The First Emperor of China ordered the Terracotta Army to protect him in the afterlife, unlike earlier rulers who had their entire court put to death to serve them.
Xiang Chen works at the Xi’an archaeological site as a restorer. He explains that Qin Shi Huang hoped to continue his reign once he was dead and did not skimp on resources. The site sprawls over a vast area, with the buried army revealed in a series of pits covered with new roofs to protect them from the elements. The first I visit has a collection of more than 1,300 pieces, horses and horsemen. Besides the awesome scale, I delight in being able to see five figures close up: a pair of archers, a soldier with his horse and two officers of differing rank.
The sculptures are perfect in every detail, as well as each being recognizably different individuals. Their sense of life leaps across the centuries. What battles did they fight, what adventures did they have, what loves lost and found?

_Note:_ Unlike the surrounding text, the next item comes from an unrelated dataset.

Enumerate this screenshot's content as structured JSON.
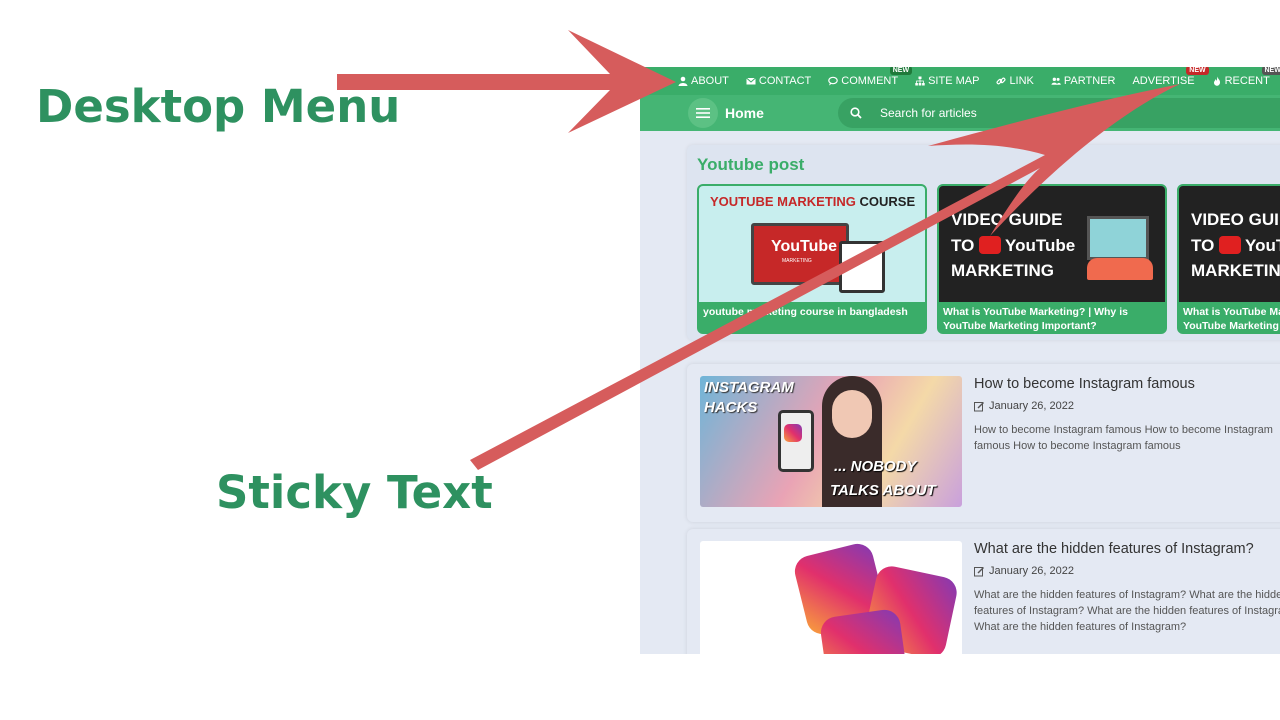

A second pit nearby contains only 72 figures, mostly generals and other senior officers, the headquarters staff. But most exciting of all is the final pit, which has a staggering 6,000 figures of warriors, chariots and horses arranged in battle formation. Archers screen the flanks, while crossbowmen add their firepower to the shock troops of the heavy chariots, each pulled by four horses. All the figures are sculpted in life-size terracotta, although the bright paint they were covered in has faded through the passage of time.
Something not found so far are helmets or shields, although both were common in the armies of the time. “Perhaps their absence was designed to highlight the value of the warriors, or perhaps it was more of a marching army than one in battle formation,” says Chen. “No one knows for sure.”